Computational methods for label-free multiphoton fluorescence lifetime imaging microscopy of fast metabolic dynamics
Abstract: Due to constraints in instrumentation bandwidth, many advanced microscopy techniques suffer from slow acquisition, restricting applications that require high throughput and/or fast dynamic imaging. To overcome this challenge, computational methods can be used to reconstruct temporal and spectral signatures from rapidly acquired optical signatures using well-defined and calibrated acquisition electronics.

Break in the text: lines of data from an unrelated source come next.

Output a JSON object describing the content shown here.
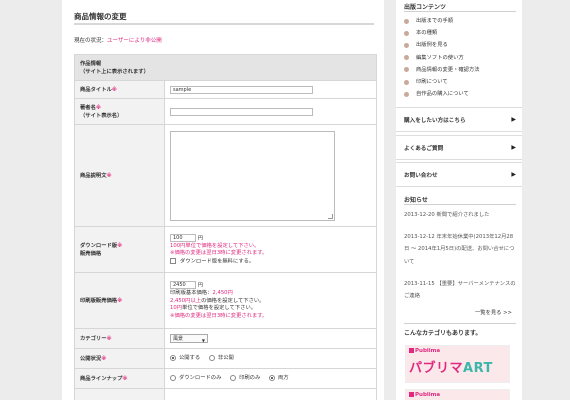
{
  "main": {
    "title": "商品情報の変更",
    "status_label": "現在の状況：",
    "status_value": "ユーザーにより非公開",
    "section_header_line1": "作品情報",
    "section_header_line2": "（サイト上に表示されます）",
    "required_mark": "※",
    "product_title_label": "商品タイトル",
    "product_title_value": "sample",
    "author_label": "著者名",
    "author_note": "（サイト表示名）",
    "author_value": "",
    "description_label": "商品説明文",
    "download_label_1": "ダウンロード版",
    "download_label_2": "販売価格",
    "download_price": "100",
    "yen": "円",
    "download_note1": "100円単位で価格を設定して下さい。",
    "download_note2": "※価格の変更は翌日3時に変更されます。",
    "download_free": "ダウンロード版を無料にする。",
    "print_label": "印刷版販売価格",
    "print_price": "2450",
    "print_base": "印刷版基本価格：",
    "print_base_value": "2,450円",
    "print_note1_pink": "2,450円以上",
    "print_note1_rest": "の価格を設定して下さい。",
    "print_note2_pink": "10円",
    "print_note2_rest": "単位で価格を設定して下さい。",
    "print_note3": "※価格の変更は翌日3時に変更されます。",
    "category_label": "カテゴリー",
    "category_value": "風景",
    "publish_label": "公開状況",
    "publish_options": [
      "公開する",
      "非公開"
    ],
    "publish_selected": 0,
    "lineup_label": "商品ラインナップ",
    "lineup_options": [
      "ダウンロードのみ",
      "印刷のみ",
      "両方"
    ],
    "lineup_selected": 2
  },
  "sidebar": {
    "contents_head": "出版コンテンツ",
    "contents_items": [
      "出版までの手順",
      "本の種類",
      "出版例を見る",
      "編集ソフトの使い方",
      "商品情報の変更・確認方法",
      "印刷について",
      "自作品の購入について"
    ],
    "buttons": [
      "購入をしたい方はこちら",
      "よくあるご質問",
      "お問い合わせ"
    ],
    "news_head": "お知らせ",
    "news": [
      "2013-12-20 新聞で紹介されました",
      "2013-12-12 年末年始休業中(2013年12月28日 ～ 2014年1月5日)の配送、お問い合せについて",
      "2013-11-15 【重要】サーバーメンテナンスのご連絡"
    ],
    "news_more": "一覧を見る >>",
    "categories_head": "こんなカテゴリもあります。",
    "banner_logo": "Publima",
    "banner_text_a": "パブリマ",
    "banner_text_b": "ART",
    "accent_color": "#e0297f"
  }
}
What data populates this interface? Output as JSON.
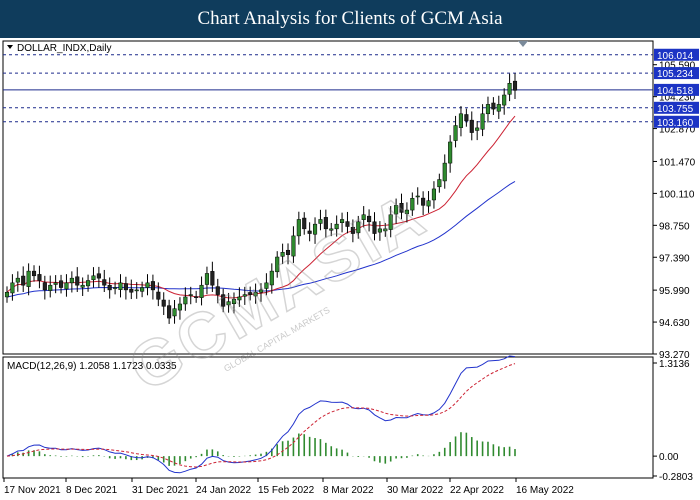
{
  "header": {
    "title": "Chart Analysis for Clients of GCM Asia"
  },
  "watermark": {
    "brand": "GCMASIA",
    "tagline": "GLOBAL CAPITAL MARKETS"
  },
  "chart_data": [
    {
      "type": "candlestick",
      "title": "DOLLAR_INDX,Daily",
      "ylim": [
        93.27,
        106.6
      ],
      "yticks": [
        "105.590",
        "104.230",
        "102.870",
        "101.470",
        "100.110",
        "98.750",
        "97.390",
        "95.990",
        "94.630",
        "93.270"
      ],
      "price_lines": [
        {
          "value": 106.014,
          "label": "106.014",
          "style": "dashed"
        },
        {
          "value": 105.234,
          "label": "105.234",
          "style": "dashed"
        },
        {
          "value": 104.518,
          "label": "104.518",
          "style": "solid"
        },
        {
          "value": 103.755,
          "label": "103.755",
          "style": "dashed"
        },
        {
          "value": 103.16,
          "label": "103.160",
          "style": "dashed"
        }
      ],
      "ma_fast_color": "#cc2233",
      "ma_slow_color": "#2233cc",
      "colors": {
        "up": "#2f8a2f",
        "down": "#222222",
        "label_bg": "#1c34c4"
      },
      "note": "closing prices read approximately from candles, one per trading day",
      "closes": [
        95.9,
        96.3,
        96.5,
        96.2,
        96.8,
        96.6,
        96.4,
        96.0,
        96.2,
        96.3,
        96.1,
        96.3,
        96.5,
        96.2,
        96.2,
        96.4,
        96.6,
        96.5,
        96.2,
        96.0,
        96.1,
        96.3,
        96.0,
        95.9,
        96.0,
        96.1,
        96.3,
        96.0,
        95.6,
        95.3,
        94.8,
        95.2,
        95.4,
        95.7,
        95.8,
        95.7,
        96.2,
        96.7,
        96.2,
        95.8,
        95.3,
        95.5,
        95.6,
        95.7,
        95.8,
        95.8,
        95.9,
        96.0,
        96.3,
        96.8,
        97.4,
        97.6,
        97.5,
        98.3,
        99.0,
        98.6,
        98.4,
        98.8,
        99.0,
        98.6,
        98.6,
        98.8,
        99.0,
        98.7,
        98.4,
        98.9,
        99.2,
        98.9,
        98.4,
        98.6,
        98.6,
        99.2,
        99.6,
        99.3,
        99.4,
        99.9,
        100.0,
        99.6,
        99.8,
        100.3,
        100.7,
        101.4,
        102.3,
        103.0,
        103.5,
        103.2,
        102.7,
        102.9,
        103.5,
        103.9,
        103.7,
        103.9,
        104.3,
        104.8,
        104.5
      ]
    },
    {
      "type": "line",
      "title": "MACD(12,26,9) 1.2058 1.1723 0.0335",
      "ylim": [
        -0.2803,
        1.3136
      ],
      "yticks": [
        "1.3136",
        "0.00",
        "-0.2803"
      ],
      "series": [
        {
          "name": "MACD",
          "color": "#2233cc",
          "style": "solid"
        },
        {
          "name": "Signal",
          "color": "#cc2233",
          "style": "dashed"
        }
      ],
      "histogram_color": "#2f8a2f"
    }
  ],
  "x_axis": {
    "labels": [
      "17 Nov 2021",
      "8 Dec 2021",
      "31 Dec 2021",
      "24 Jan 2022",
      "15 Feb 2022",
      "8 Mar 2022",
      "30 Mar 2022",
      "22 Apr 2022",
      "16 May 2022"
    ]
  }
}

Using Single- and multi-photon Peak Event Detection (SPEED), time-resolved photon counts for multiphoton fluorescence intensity and lifetime images are acquired faster than ever previously demonstrated. This is achieved by bypassing slow photon-counting analog electronics, directly digitizing detector output, and determining photon counts via FPGA- and GPU-accelerated processing. This method can be used to collect label-free dynamics in a wide variety of live samples, relying on contrast from multiphoton autofluorescence intensity and lifetime of key metabolic cofactors. Rapid metabolic dynamics of samples such as apoptotic breast cancer cells and bacteria treated with antibiotics can be observed and used to classify differences in susceptibility to treatment.
Bio: Janet Sorrells is a PhD Candidate at the University of Illinois at Urbana-Champaign in the lab of Professor Stephen Boppart. Her research is on new methods and applications of optical microscopy for metabolic imaging. Specifically, her research is focused on computationally-inspired solutions for faster multimodal nonlinear optical microscopy for use in microbiology.